Não é de hoje que estamos fazendo advertências sobre a gravidade da degradação ambiental protagonizada na Bahia com a anuência dos próprios órgãos ambientais, como o Inema. Isso é inconcebível! Por isso, nosso mandato vem defendendo a CPI das Licenças Ambientais.

Precisamos escancarar que está em curso na Bahia uma política genocida, que além de ter um braço na política de Segurança Pública, também tem em sua base o racismo ambiental institucionalizado e protagonizado pelo Inema.

A situação de violência institucional sistemática dos órgãos ambientais contra os povos e comunidades da região não somente conta com a gestão ilegal de licenças de desmatamento e outorgas hídricas, mas também com a falta de fiscalização e “vistas grossas” ao uso criminoso de agrotóxicos e outras práticas ambientais nocivas.

Estudos da geógrafa Larissa Bombardi já mostrou que o cerrado hoje é um bioma ambientalmente comprometido por agrotóxicos. Esses agrovenenos estão sendo encontrados em altas concentrações nos animais, nos corpos dos moradores vizinhos das monoculturas e, o que é mais preocupante, na água.

Terrorismo Ambiental

Há ainda relatos de ataques químicos, com o uso de pulverização aérea de agrovenenos, como forma de terror contra as comunidades habitantes de territórios cobiçados pela grilagem.

Estivemos na região pessoalmente, conversando com diversas lideranças, visitando territórios que estão sob grave vulnerabilidade como consequência da devastação ambiental gerada pelo agronegócio e outras ações do terrorismo ambiental.
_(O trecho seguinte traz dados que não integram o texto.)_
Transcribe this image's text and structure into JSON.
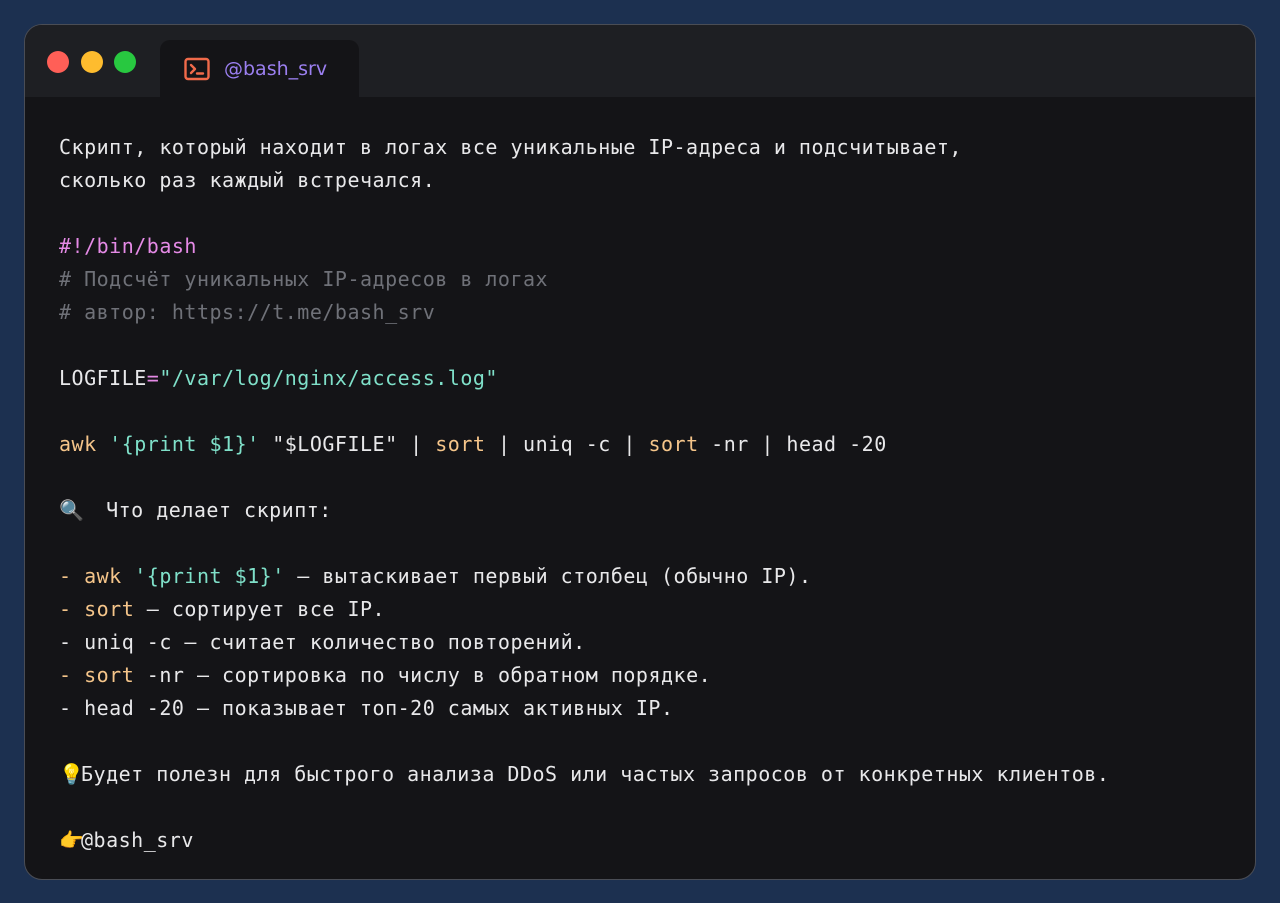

Temos denúncias de ataques por milícias armadas, pistoleiros, extermínio de animais, disparos contra residências, incêndios criminosos, ameaças explícitas e assassinatos. Como não chamar isso de terrorismo? Está explícita a prática de violência sistemática como meio de forçar a desterritorialização de comunidades inteiras. Isso somado aos ataques do próprio Estado. São incontáveis os exemplos: além das licenças questionáveis e mesmo flagrantemente ilegais, há toda a excrescência colonizadora do judiciário revelada pela Operação Faroeste, da Polícia Federal.

Há vários estudos que revelam que o oeste baiano tem um longo histórico de devastação e grilagem, com titulações subsidiadas por documentações precárias e inseguras.

E foi através de expedientes como esse, recheados de pistolagem, que o agro chegou a tomar mais da metade desse bioma que é crucial para a nossa soberania hídrica.

A Bahia vai ter que assumir a sua parcela de responsabilidade diante das tragédias decorrentes pelas mudanças climáticas.

Além disso, também precisamos reconhecer que os povos e comunidades tradicionais do cerrado baiano não estão tendo seus direitos respeitados por órgãos como o Incra, que mostra ineficiência na titulação dos territórios tradicionais.

Nesse contexto, apelamos ao Ministério Público e ao Poder Judiciário que levem a cabo o papel de garantir esses direitos. Por isso, destacamos aqui o importante papel da Procuradoria da República, da Polícia Federal e do Conselho Nacional de Justiça, na busca de correções justas para que as instituições operadoras do Direito cumpram seu papel democrático e constitucional.

O nosso mandato está totalmente comprometido na luta em defesa das “águas do oeste” e da manutenção dos modos de vida das comunidades geraizeiras do oeste da Bahia, as guardiãs desse bioma que é o coração do Brasil. Essa é uma luta pela vida, pelo futuro do planeta, pelo pacto de uma existência civilizatória em que a vida seja mais importante do que o lucro sobre a morte.